Подождав немного, снова тихонько постучал, саз смолк и до меня долетел голос вдовы:
— Буюрун, Аврам! Заходи! — наверно, это означало «Добро пожаловать, Аврам!»
Стоило Гуляке открыть дверь, как на него выплеснулся оранжевый поток света. Тогда он и вправду показался мне красивым, мой дедушка, — с величественной осанкой библейского патриарха.
Я увидел, как он двинулся вперед кокетливой, танцующей походкой старого ловеласа, с бутылкой анисовки в одной руке и кульком с засахаренным миндалем — в другой. На пороге немного замешкался — я хорошо видел его лицо, озаренное улыбкой, излучавшей вселенское нетерпение любви.

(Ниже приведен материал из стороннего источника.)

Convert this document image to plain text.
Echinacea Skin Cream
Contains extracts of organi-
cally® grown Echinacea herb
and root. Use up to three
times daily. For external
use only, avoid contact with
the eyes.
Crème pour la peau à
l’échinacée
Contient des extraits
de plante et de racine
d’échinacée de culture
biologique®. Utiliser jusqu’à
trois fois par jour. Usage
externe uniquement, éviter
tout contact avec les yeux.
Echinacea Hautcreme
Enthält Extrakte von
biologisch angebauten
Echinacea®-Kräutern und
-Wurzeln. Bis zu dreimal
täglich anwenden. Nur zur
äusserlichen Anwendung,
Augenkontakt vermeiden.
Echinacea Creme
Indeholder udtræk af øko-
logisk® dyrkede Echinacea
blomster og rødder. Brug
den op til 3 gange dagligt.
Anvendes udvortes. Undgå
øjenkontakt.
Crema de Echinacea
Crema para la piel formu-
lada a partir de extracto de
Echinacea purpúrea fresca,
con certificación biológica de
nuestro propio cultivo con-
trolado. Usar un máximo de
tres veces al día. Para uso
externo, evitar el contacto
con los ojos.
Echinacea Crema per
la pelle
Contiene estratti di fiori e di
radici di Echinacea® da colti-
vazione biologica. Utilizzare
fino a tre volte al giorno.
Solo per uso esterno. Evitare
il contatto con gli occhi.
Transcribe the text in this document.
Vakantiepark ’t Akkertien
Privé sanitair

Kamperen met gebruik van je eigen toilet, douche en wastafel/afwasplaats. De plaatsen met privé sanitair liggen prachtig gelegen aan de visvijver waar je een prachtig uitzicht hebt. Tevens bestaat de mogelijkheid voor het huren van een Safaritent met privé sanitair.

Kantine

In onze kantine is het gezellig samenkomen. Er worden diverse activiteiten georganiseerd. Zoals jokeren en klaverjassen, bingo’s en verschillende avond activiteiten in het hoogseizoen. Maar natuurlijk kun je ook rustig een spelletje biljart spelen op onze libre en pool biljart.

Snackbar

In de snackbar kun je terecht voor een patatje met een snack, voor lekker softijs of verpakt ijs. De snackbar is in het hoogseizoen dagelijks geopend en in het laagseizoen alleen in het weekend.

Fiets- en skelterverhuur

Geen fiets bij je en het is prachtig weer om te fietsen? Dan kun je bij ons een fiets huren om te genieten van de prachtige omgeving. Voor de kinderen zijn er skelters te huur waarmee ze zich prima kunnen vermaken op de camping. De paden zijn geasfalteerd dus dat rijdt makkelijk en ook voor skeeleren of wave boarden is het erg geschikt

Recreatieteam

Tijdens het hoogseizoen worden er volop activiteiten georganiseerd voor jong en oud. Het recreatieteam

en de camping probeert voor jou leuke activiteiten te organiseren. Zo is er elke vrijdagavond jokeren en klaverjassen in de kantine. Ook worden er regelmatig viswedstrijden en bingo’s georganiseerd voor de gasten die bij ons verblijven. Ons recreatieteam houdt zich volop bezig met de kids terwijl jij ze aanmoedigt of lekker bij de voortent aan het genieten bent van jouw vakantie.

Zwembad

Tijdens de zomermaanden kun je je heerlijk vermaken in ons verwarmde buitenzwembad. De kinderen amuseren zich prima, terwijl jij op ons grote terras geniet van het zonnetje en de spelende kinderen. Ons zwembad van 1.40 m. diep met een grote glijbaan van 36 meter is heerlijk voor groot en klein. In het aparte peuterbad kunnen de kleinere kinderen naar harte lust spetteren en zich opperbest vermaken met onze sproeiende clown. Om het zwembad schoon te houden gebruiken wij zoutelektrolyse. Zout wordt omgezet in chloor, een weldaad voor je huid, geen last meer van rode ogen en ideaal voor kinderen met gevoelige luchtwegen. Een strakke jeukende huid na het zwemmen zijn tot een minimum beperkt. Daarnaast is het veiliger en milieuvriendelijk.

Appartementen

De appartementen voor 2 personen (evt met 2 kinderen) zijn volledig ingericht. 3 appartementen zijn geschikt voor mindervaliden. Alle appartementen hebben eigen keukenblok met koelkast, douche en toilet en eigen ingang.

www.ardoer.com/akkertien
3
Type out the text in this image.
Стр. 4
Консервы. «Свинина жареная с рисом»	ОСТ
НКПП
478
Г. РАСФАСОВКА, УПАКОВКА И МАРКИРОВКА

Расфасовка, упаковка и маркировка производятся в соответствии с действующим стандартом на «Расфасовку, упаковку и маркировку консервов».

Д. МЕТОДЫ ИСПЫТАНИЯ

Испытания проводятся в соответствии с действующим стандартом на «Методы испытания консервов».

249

Затем улыбка медленно погасла.
Ибо внутри, как раз напротив двери, на узком диване у стены, покрытом пестрой накидкой, сидели батюшка Исай, ребе Менаше Леви и Ибрагим-ходжа. На низеньком турецком круглом столике из кованой меди перед каждым стояла бутылка анисовой водки. И нетрудно было догадаться, что в трех кулечках рядом с анисовкой не могло быть ничего иного, кроме засахаренного миндаля.
Дед замер от неожиданности, не решаясь переступить порог и закрыть дверь, все еще не осознавая в полной мере крушения своих самых сокровенных надежд.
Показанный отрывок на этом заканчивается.